Amanda Maier (February 19, 1853 - July 15, 1894) was born in the Swedish town of Landskrona, and was quite an accomplished violinist, cellist, organist, and composer. Her initial studies in piano and violin were with her father, and later studied at the Royal School of Music at Stockholm, and was their first female music graduate.  While she was there, she won numerous awards for her instrumental playing and compositions as well. After graduating, she moved on to the Leipzig Conservatory, to study composition with Carl Reinecke, and violin with Engelbert Rontgen. Brahms and Grieg spoke very highly of her compositions, though she stopped composing after she got married, and not many of her works were published in her lifetime.

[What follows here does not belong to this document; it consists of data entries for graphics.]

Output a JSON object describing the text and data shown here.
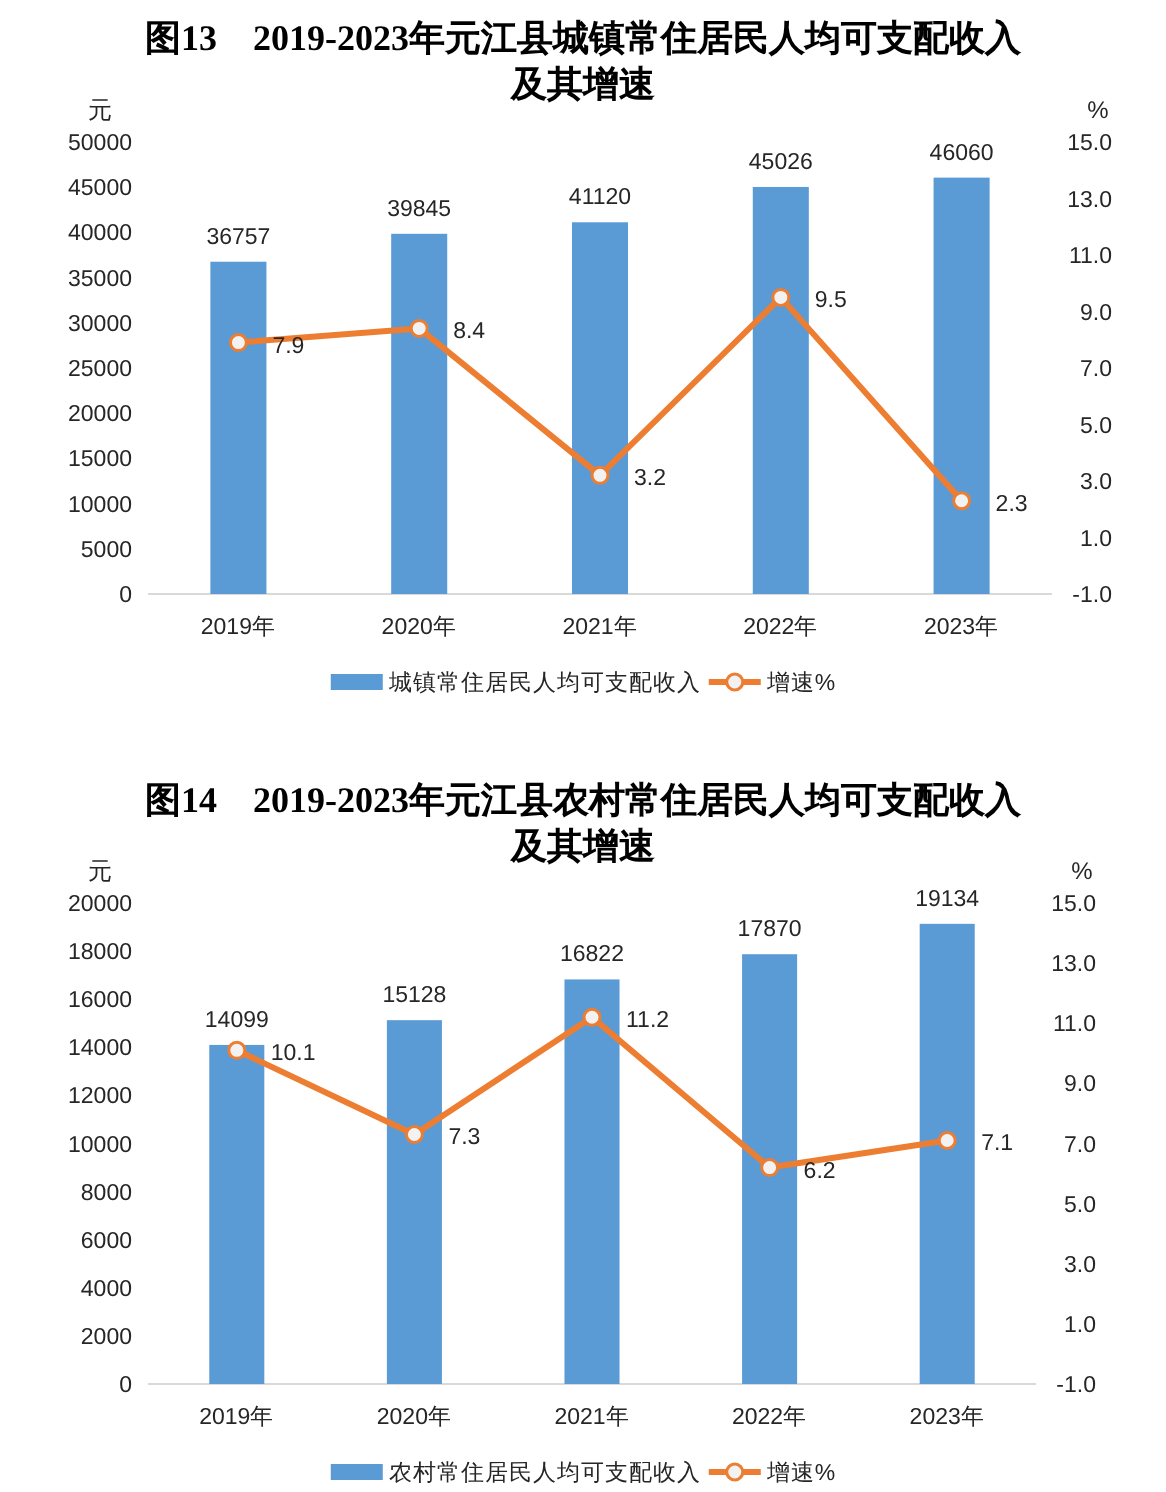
{
  "chart_data": [
    {
      "type": "bar",
      "title": "图13　2019-2023年元江县城镇常住居民人均可支配收入及其增速",
      "ylabel": "元",
      "y2label": "%",
      "categories": [
        "2019年",
        "2020年",
        "2021年",
        "2022年",
        "2023年"
      ],
      "series": [
        {
          "name": "城镇常住居民人均可支配收入",
          "color": "#5b9bd5",
          "values": [
            36757,
            39845,
            41120,
            45026,
            46060
          ]
        },
        {
          "name": "增速%",
          "type": "line",
          "axis": "y2",
          "color": "#ed7d31",
          "values": [
            7.9,
            8.4,
            3.2,
            9.5,
            2.3
          ]
        }
      ],
      "ylim": [
        0,
        50000
      ],
      "yticks": [
        0,
        5000,
        10000,
        15000,
        20000,
        25000,
        30000,
        35000,
        40000,
        45000,
        50000
      ],
      "y2lim": [
        -1,
        15
      ],
      "y2ticks": [
        {
          "value": -1,
          "label": "-1.0"
        },
        {
          "value": 1,
          "label": "1.0"
        },
        {
          "value": 3,
          "label": "3.0"
        },
        {
          "value": 5,
          "label": "5.0"
        },
        {
          "value": 7,
          "label": "7.0"
        },
        {
          "value": 9,
          "label": "9.0"
        },
        {
          "value": 11,
          "label": "11.0"
        },
        {
          "value": 13,
          "label": "13.0"
        },
        {
          "value": 15,
          "label": "15.0"
        }
      ],
      "marker": "circle",
      "data_labels": true,
      "legend": "bottom"
    },
    {
      "type": "bar",
      "title": "图14　2019-2023年元江县农村常住居民人均可支配收入及其增速",
      "ylabel": "元",
      "y2label": "%",
      "categories": [
        "2019年",
        "2020年",
        "2021年",
        "2022年",
        "2023年"
      ],
      "series": [
        {
          "name": "农村常住居民人均可支配收入",
          "color": "#5b9bd5",
          "values": [
            14099,
            15128,
            16822,
            17870,
            19134
          ]
        },
        {
          "name": "增速%",
          "type": "line",
          "axis": "y2",
          "color": "#ed7d31",
          "values": [
            10.1,
            7.3,
            11.2,
            6.2,
            7.1
          ]
        }
      ],
      "ylim": [
        0,
        20000
      ],
      "yticks": [
        0,
        2000,
        4000,
        6000,
        8000,
        10000,
        12000,
        14000,
        16000,
        18000,
        20000
      ],
      "y2lim": [
        -1,
        15
      ],
      "y2ticks": [
        {
          "value": -1,
          "label": "-1.0"
        },
        {
          "value": 1,
          "label": "1.0"
        },
        {
          "value": 3,
          "label": "3.0"
        },
        {
          "value": 5,
          "label": "5.0"
        },
        {
          "value": 7,
          "label": "7.0"
        },
        {
          "value": 9,
          "label": "9.0"
        },
        {
          "value": 11,
          "label": "11.0"
        },
        {
          "value": 13,
          "label": "13.0"
        },
        {
          "value": 15,
          "label": "15.0"
        }
      ],
      "marker": "circle",
      "data_labels": true,
      "legend": "bottom"
    }
  ]
}
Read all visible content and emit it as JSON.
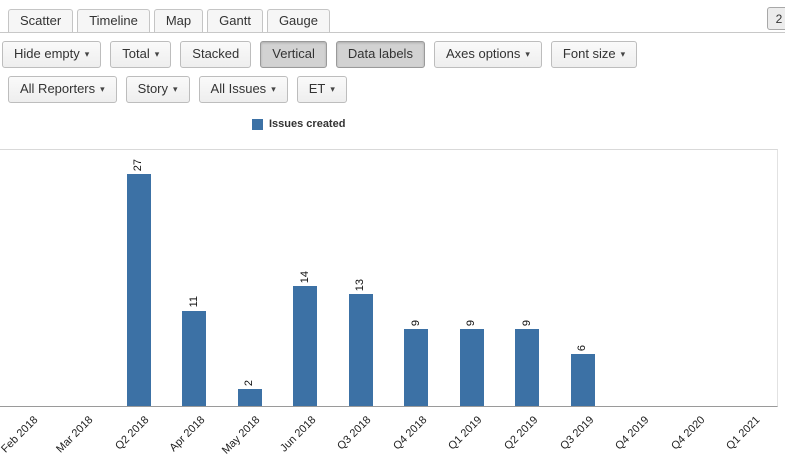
{
  "tabs": [
    {
      "label": "Scatter"
    },
    {
      "label": "Timeline"
    },
    {
      "label": "Map"
    },
    {
      "label": "Gantt"
    },
    {
      "label": "Gauge"
    }
  ],
  "corner_button": {
    "label": "2"
  },
  "toolbar": {
    "buttons": [
      {
        "label": "Hide empty",
        "dropdown": true,
        "active": false
      },
      {
        "label": "Total",
        "dropdown": true,
        "active": false
      },
      {
        "label": "Stacked",
        "dropdown": false,
        "active": false
      },
      {
        "label": "Vertical",
        "dropdown": false,
        "active": true
      },
      {
        "label": "Data labels",
        "dropdown": false,
        "active": true
      },
      {
        "label": "Axes options",
        "dropdown": true,
        "active": false
      },
      {
        "label": "Font size",
        "dropdown": true,
        "active": false
      }
    ]
  },
  "filters": [
    {
      "label": "All Reporters"
    },
    {
      "label": "Story"
    },
    {
      "label": "All Issues"
    },
    {
      "label": "ET"
    }
  ],
  "legend": {
    "label": "Issues created",
    "color": "#3c71a5"
  },
  "chart_data": {
    "type": "bar",
    "title": "",
    "series_name": "Issues created",
    "categories": [
      "Feb 2018",
      "Mar 2018",
      "Q2 2018",
      "Apr 2018",
      "May 2018",
      "Jun 2018",
      "Q3 2018",
      "Q4 2018",
      "Q1 2019",
      "Q2 2019",
      "Q3 2019",
      "Q4 2019",
      "Q4 2020",
      "Q1 2021"
    ],
    "values": [
      0,
      0,
      27,
      11,
      2,
      14,
      13,
      9,
      9,
      9,
      6,
      0,
      0,
      0
    ],
    "ylim": [
      0,
      30
    ],
    "bar_color": "#3c71a5",
    "grid": "single-top-line",
    "legend_position": "top",
    "data_labels": true
  }
}
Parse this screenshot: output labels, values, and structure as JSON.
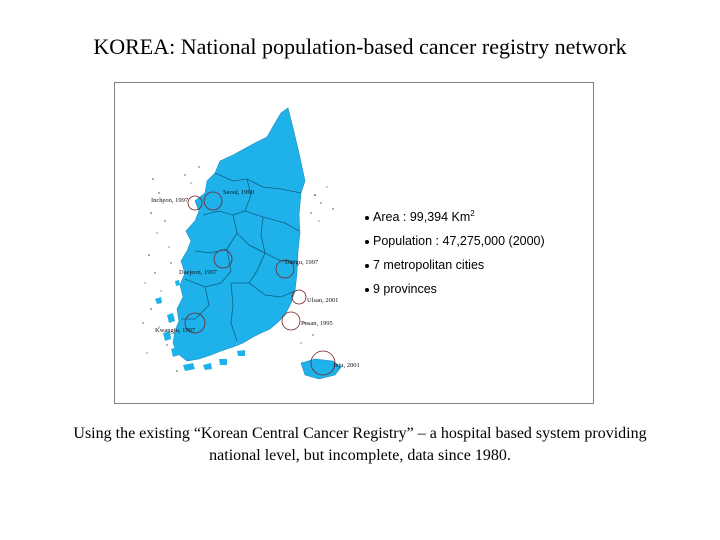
{
  "title": "KOREA: National population-based cancer registry network",
  "map": {
    "fill_color": "#1fb2ea",
    "cities": [
      {
        "label": "Seoul, 1990"
      },
      {
        "label": "Incheon, 1997"
      },
      {
        "label": "Daegu, 1997"
      },
      {
        "label": "Daejeon, 1997"
      },
      {
        "label": "Ulsan, 2001"
      },
      {
        "label": "Pusan, 1995"
      },
      {
        "label": "Kwangju, 1997"
      },
      {
        "label": "Jeju, 2001"
      }
    ]
  },
  "facts": {
    "area": "Area : 99,394 Km",
    "area_unit_exp": "2",
    "population": "Population : 47,275,000 (2000)",
    "metro": "7 metropolitan cities",
    "provinces": "9 provinces"
  },
  "caption": {
    "line1": "Using the existing “Korean Central Cancer Registry” – a hospital based system providing",
    "line2": "national level, but incomplete, data since 1980."
  }
}
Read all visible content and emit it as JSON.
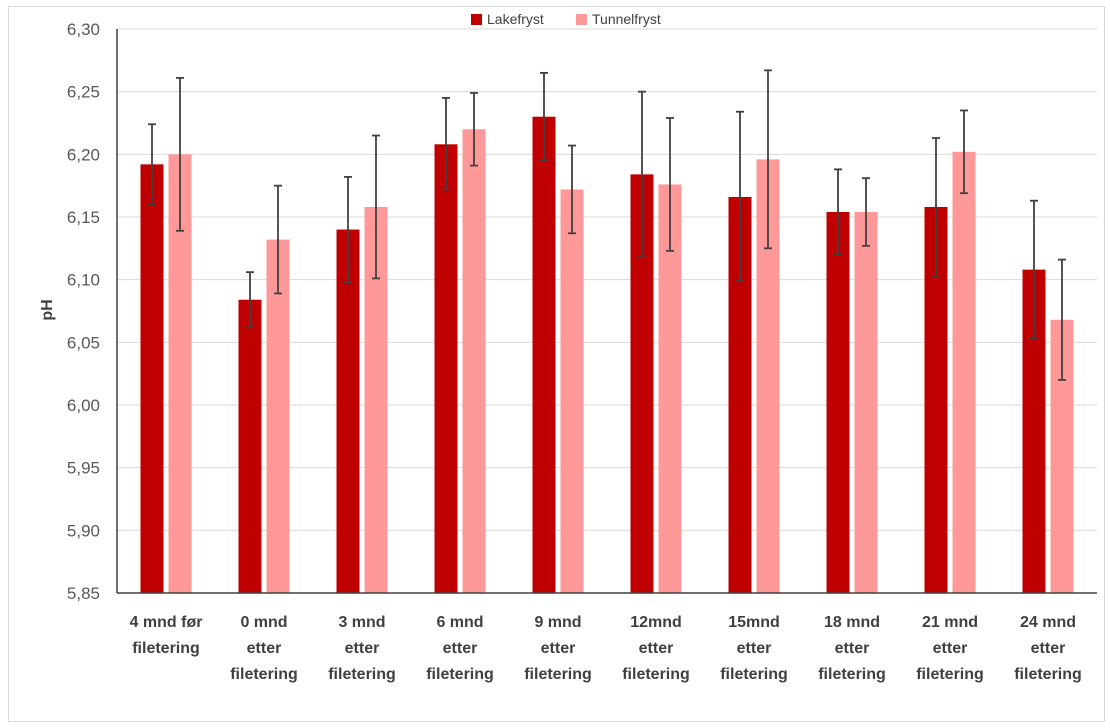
{
  "chart_data": {
    "type": "bar",
    "title": "",
    "xlabel": "",
    "ylabel": "pH",
    "ylim": [
      5.85,
      6.3
    ],
    "ytick_step": 0.05,
    "ytick_labels": [
      "5,85",
      "5,90",
      "5,95",
      "6,00",
      "6,05",
      "6,10",
      "6,15",
      "6,20",
      "6,25",
      "6,30"
    ],
    "grid": "horizontal",
    "legend_position": "top-center",
    "categories": [
      [
        "4 mnd før",
        "filetering"
      ],
      [
        "0 mnd",
        "etter",
        "filetering"
      ],
      [
        "3 mnd",
        "etter",
        "filetering"
      ],
      [
        "6 mnd",
        "etter",
        "filetering"
      ],
      [
        "9 mnd",
        "etter",
        "filetering"
      ],
      [
        "12mnd",
        "etter",
        "filetering"
      ],
      [
        "15mnd",
        "etter",
        "filetering"
      ],
      [
        "18 mnd",
        "etter",
        "filetering"
      ],
      [
        "21 mnd",
        "etter",
        "filetering"
      ],
      [
        "24 mnd",
        "etter",
        "filetering"
      ]
    ],
    "series": [
      {
        "name": "Lakefryst",
        "color": "#c00000",
        "values": [
          6.192,
          6.084,
          6.14,
          6.208,
          6.23,
          6.184,
          6.166,
          6.154,
          6.158,
          6.108
        ],
        "error_low": [
          6.16,
          6.062,
          6.098,
          6.172,
          6.195,
          6.118,
          6.099,
          6.12,
          6.103,
          6.053
        ],
        "error_high": [
          6.224,
          6.106,
          6.182,
          6.245,
          6.265,
          6.25,
          6.234,
          6.188,
          6.213,
          6.163
        ]
      },
      {
        "name": "Tunnelfryst",
        "color": "#ff9999",
        "values": [
          6.2,
          6.132,
          6.158,
          6.22,
          6.172,
          6.176,
          6.196,
          6.154,
          6.202,
          6.068
        ],
        "error_low": [
          6.139,
          6.089,
          6.101,
          6.191,
          6.137,
          6.123,
          6.125,
          6.127,
          6.169,
          6.02
        ],
        "error_high": [
          6.261,
          6.175,
          6.215,
          6.249,
          6.207,
          6.229,
          6.267,
          6.181,
          6.235,
          6.116
        ]
      }
    ],
    "error_bar_color": "#404040",
    "grid_color": "#d9d9d9",
    "axis_color": "#404040"
  }
}
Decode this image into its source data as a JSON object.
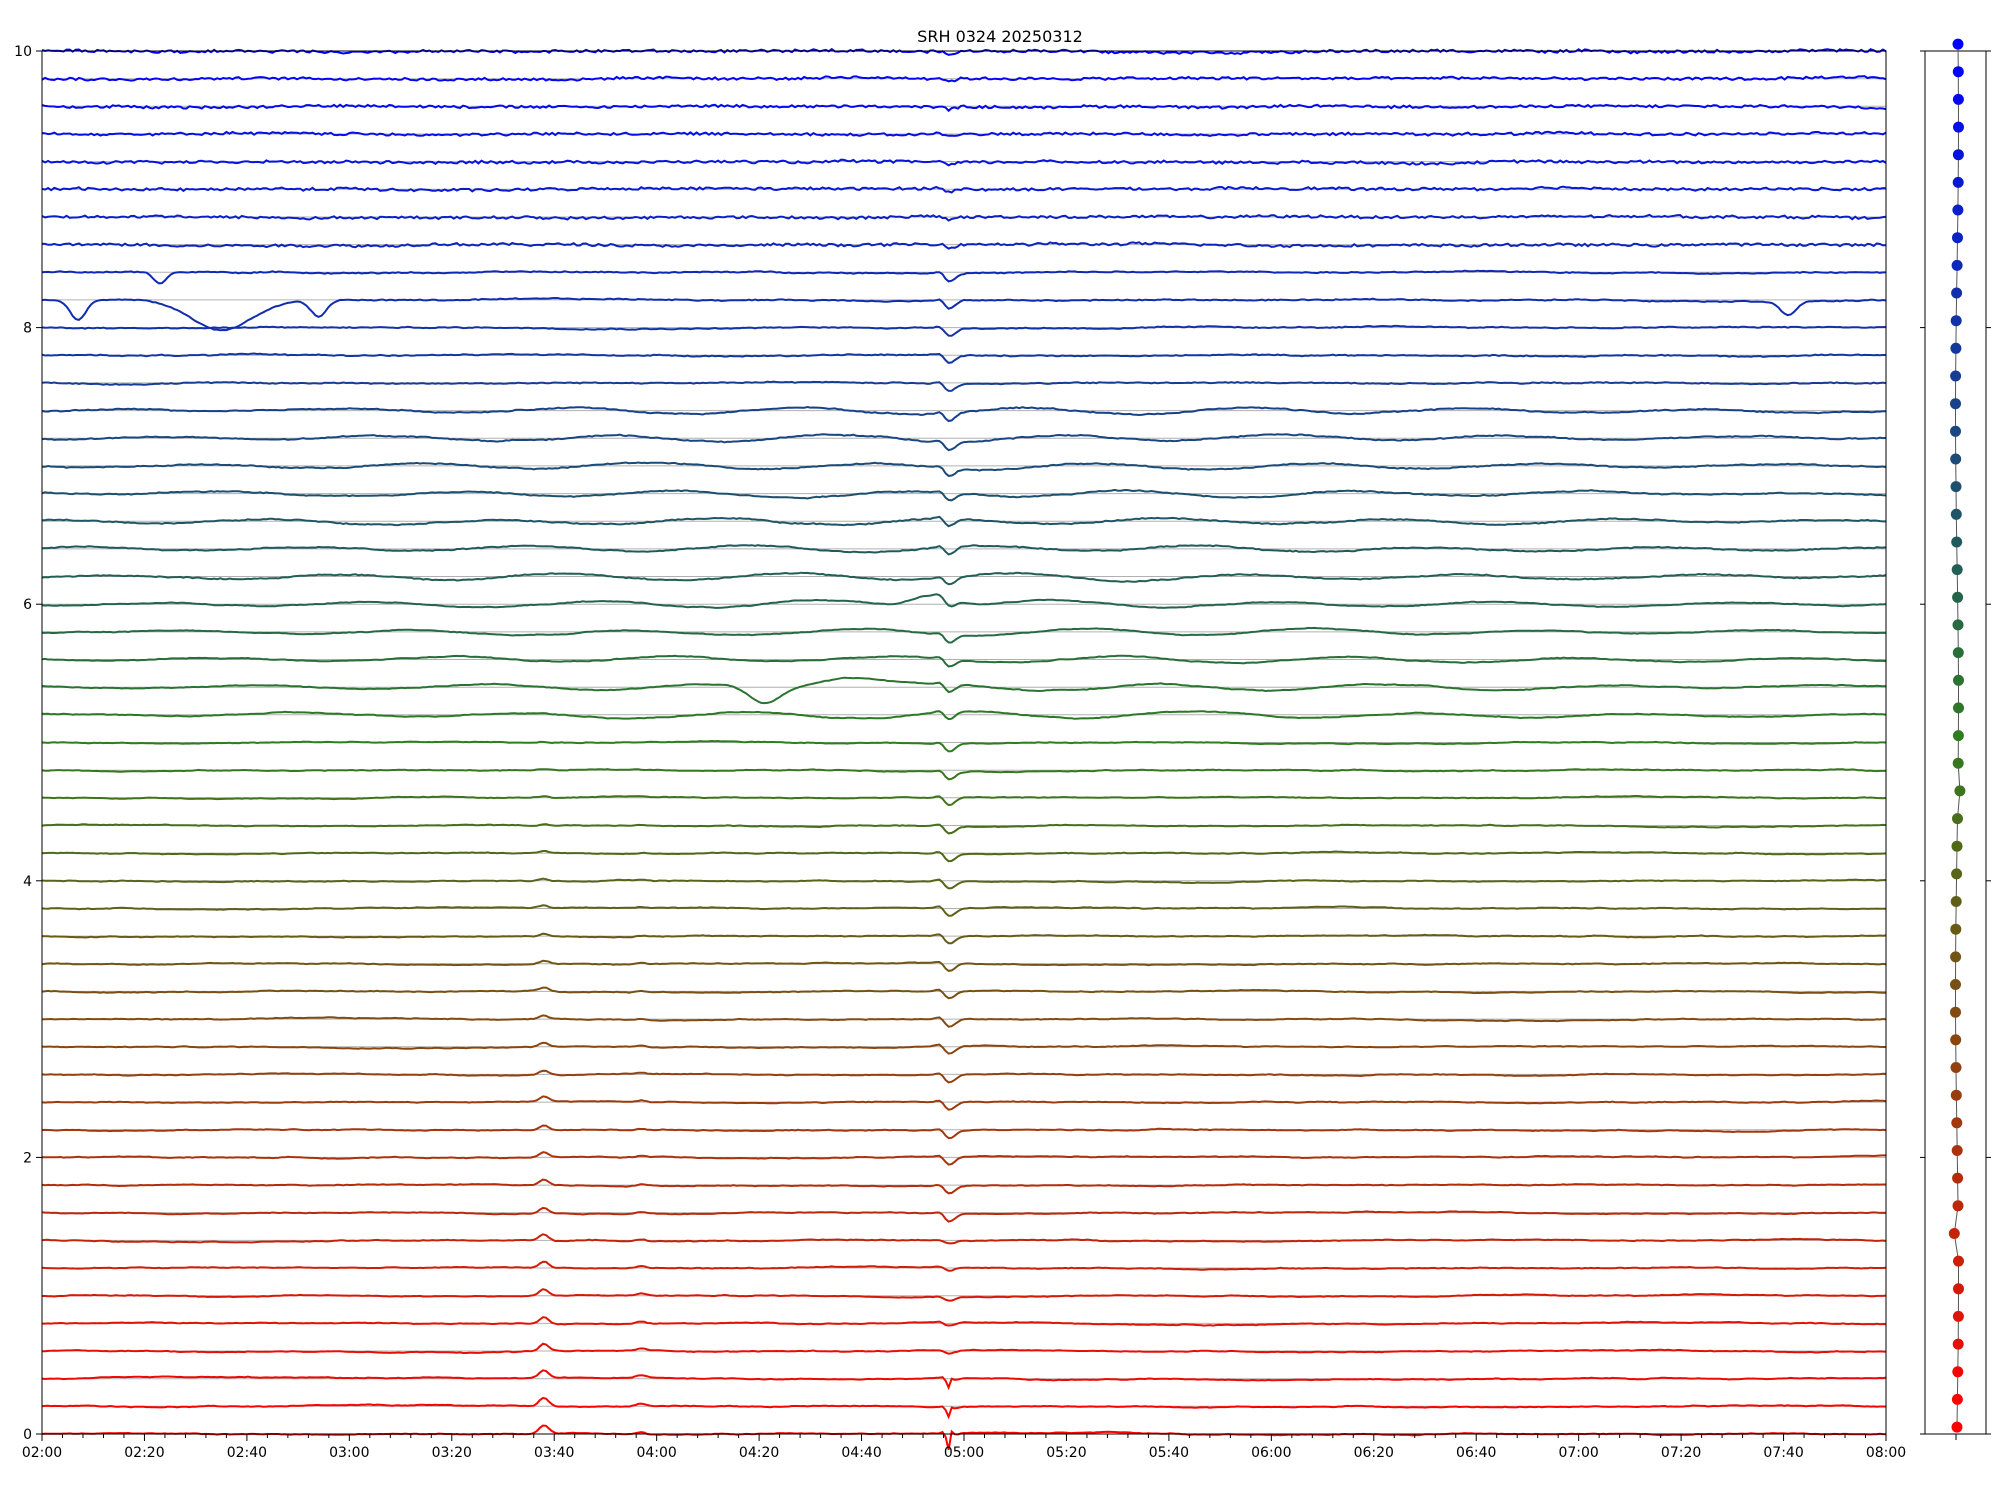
{
  "chart_data": {
    "type": "line",
    "title": "SRH 0324 20250312",
    "xlabel": "",
    "ylabel": "",
    "x_ticks": [
      "02:00",
      "02:20",
      "02:40",
      "03:00",
      "03:20",
      "03:40",
      "04:00",
      "04:20",
      "04:40",
      "05:00",
      "05:20",
      "05:40",
      "06:00",
      "06:20",
      "06:40",
      "07:00",
      "07:20",
      "07:40",
      "08:00"
    ],
    "xlim": [
      "02:00",
      "08:00"
    ],
    "y_ticks": [
      "0",
      "2",
      "4",
      "6",
      "8",
      "10"
    ],
    "ylim": [
      0,
      10
    ],
    "grid": "horizontal",
    "series_count": 51,
    "channel_spacing": 0.2,
    "color_gradient": [
      "#ff0000",
      "#2e7d1e",
      "#0000ff"
    ],
    "flare_time": "04:57",
    "secondary_peak_time": "03:38",
    "tertiary_peak_time": "03:57",
    "right_panel": {
      "type": "scatter",
      "markers": "dots",
      "count": 51
    }
  }
}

Maier wrote Six Pieces for Violin and Piano in 1879, and each movement has its own wonderful set of characteristics and mood. In the opening Allegro Vivace, there are double stops and chords galore for the violin, with a dramatic and lyrical section in the middle. The Allegro con Moto in e minor is like a dark waltz with, and the third movement, Lento, revolves around a dotted eighth-sixteenth note-eighth note theme, and there's almost a Baroque feel to the violin line. In the fourth movement, Allegro molto, Maier directs the violinist to play with passionately (Leidenschaftlich) and writes the movement in such a way that many of the lines are naturally passionate, with long runs, biting spicatto, and extremely high notes. In the next movement, Tranquillamente, a melancholy mood is pervasive, and the violin line is thoughtful and beautifully sad throughout. The final movement, Allegro, ma non troppo, starts off in an exact opposite mood of the previous movement. It opens with a joyous, bouncy line, with two more thoughtful sections in the middle in minor keys, but the fun and liveliness returns, and ends with that mood as well.